Asal, who was on court for 118 minutes 24 hours earlier against Mohamed ElShorbagy, dominated the middle as he went 2/1 up, but the momentum shifted in Elias' favour when he stepped back on court after the injury break, extending the rallies and diffusing a fightback from Asal in the fifth to prevail.
"I don't know what happened there [winning 16 of the next 19 points after the fall]," he said.
"Maybe I just relaxed a little bit and I was pretty nervous about the match, thinking a bit too much about his match last night.
"It made me rush a little bit and I couldn't get a drop at the start, but I'm just happy I could relax and find my game towards the end.
"We had a bad rivalry but I think it's getting a bit better. It's not the best, but it's getting better and I hope it can get better because I think we are going to be playing together for a long time. We have to learn to stand each other a bit more."
The two-time champion dominated large spells of the match against the French No.1, with Farag reaching a final for the sixth time this campaign.
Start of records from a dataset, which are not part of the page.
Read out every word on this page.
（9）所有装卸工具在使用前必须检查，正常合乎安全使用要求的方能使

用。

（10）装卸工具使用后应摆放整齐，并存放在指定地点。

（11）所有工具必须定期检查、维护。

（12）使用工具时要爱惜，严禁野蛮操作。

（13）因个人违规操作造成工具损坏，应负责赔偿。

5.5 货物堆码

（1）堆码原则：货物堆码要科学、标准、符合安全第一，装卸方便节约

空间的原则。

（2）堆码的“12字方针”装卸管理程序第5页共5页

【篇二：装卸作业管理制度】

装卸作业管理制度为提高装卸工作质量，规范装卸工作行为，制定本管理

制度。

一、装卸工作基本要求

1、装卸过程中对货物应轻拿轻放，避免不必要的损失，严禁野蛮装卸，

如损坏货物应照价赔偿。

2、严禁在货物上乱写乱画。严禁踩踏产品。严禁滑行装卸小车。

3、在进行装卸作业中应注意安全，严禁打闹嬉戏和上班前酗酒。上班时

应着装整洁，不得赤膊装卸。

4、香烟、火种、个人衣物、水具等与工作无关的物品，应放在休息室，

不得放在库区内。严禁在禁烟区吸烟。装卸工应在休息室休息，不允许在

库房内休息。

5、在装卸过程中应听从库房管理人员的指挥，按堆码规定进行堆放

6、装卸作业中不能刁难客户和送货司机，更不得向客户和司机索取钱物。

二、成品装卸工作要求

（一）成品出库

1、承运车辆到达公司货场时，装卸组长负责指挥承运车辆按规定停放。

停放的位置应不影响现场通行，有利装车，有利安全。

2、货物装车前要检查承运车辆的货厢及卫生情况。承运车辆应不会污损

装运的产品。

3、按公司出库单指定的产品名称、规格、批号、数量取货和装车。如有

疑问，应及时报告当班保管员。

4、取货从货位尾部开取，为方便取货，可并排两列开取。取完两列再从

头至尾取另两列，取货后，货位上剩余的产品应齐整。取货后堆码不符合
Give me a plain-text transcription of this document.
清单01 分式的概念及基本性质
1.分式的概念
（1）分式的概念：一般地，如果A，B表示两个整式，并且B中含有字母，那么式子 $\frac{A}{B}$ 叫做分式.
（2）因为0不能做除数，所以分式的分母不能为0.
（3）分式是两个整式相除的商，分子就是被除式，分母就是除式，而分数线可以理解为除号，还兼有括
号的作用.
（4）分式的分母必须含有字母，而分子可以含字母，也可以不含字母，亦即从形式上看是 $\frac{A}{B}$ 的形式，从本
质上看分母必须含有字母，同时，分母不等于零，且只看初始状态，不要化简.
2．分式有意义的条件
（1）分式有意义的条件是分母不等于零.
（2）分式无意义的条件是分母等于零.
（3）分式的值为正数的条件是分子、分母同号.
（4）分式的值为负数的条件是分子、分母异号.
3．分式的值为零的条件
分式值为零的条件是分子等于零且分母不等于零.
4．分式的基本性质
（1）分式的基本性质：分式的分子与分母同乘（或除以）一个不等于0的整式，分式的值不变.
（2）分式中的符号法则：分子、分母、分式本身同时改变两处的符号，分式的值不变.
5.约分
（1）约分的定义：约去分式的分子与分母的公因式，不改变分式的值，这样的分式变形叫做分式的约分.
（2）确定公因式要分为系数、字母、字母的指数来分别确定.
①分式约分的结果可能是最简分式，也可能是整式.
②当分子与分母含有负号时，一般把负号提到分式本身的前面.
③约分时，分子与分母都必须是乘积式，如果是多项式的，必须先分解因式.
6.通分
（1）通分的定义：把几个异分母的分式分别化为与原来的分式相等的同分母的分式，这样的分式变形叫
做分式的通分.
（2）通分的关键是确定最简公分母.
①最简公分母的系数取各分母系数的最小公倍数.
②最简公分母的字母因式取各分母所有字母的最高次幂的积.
The reigning World Champion's precise ball placement and the lengthening of the rallies put plenty of work into Crouin's legs, who had come through two five-game battles and knocked out Paul Coll in the quarter finals. The control from Farag saw him win 11-4, 11-8, 11-7 in 45 minutes.
"I heard about Victor when he was 16/17 from our coach at the time, and he told me that there was a French guy coming through. He wasn't at the top yet, but his attitude would get him there," he said afterwards.
"I watched him at the World Junior Championships, then at Harvard and then on the World Tour and now he's at the top.
"He's obsessed with the sport in a heathy way, you see his education and how nice he is off court. Everything about him I admire. He has such a great outlook on life and he's someone I look up to a lot.
"Myself and him have a very special connection. Mike Way [the Harvard Head Coach], wants us to be good people and good characters first before good squash players. Anyone who comes out of Harvard, we have a special connection even if we don't overlap. I'm so proud to be associated to this amazing institution.
"It means a lot to be back in the final. I've been progressing well all week. I had a scare in the quarters against Tarek and I think I played my best squash so far tonight, and I'm looking forward to building on that in the final tomorrow."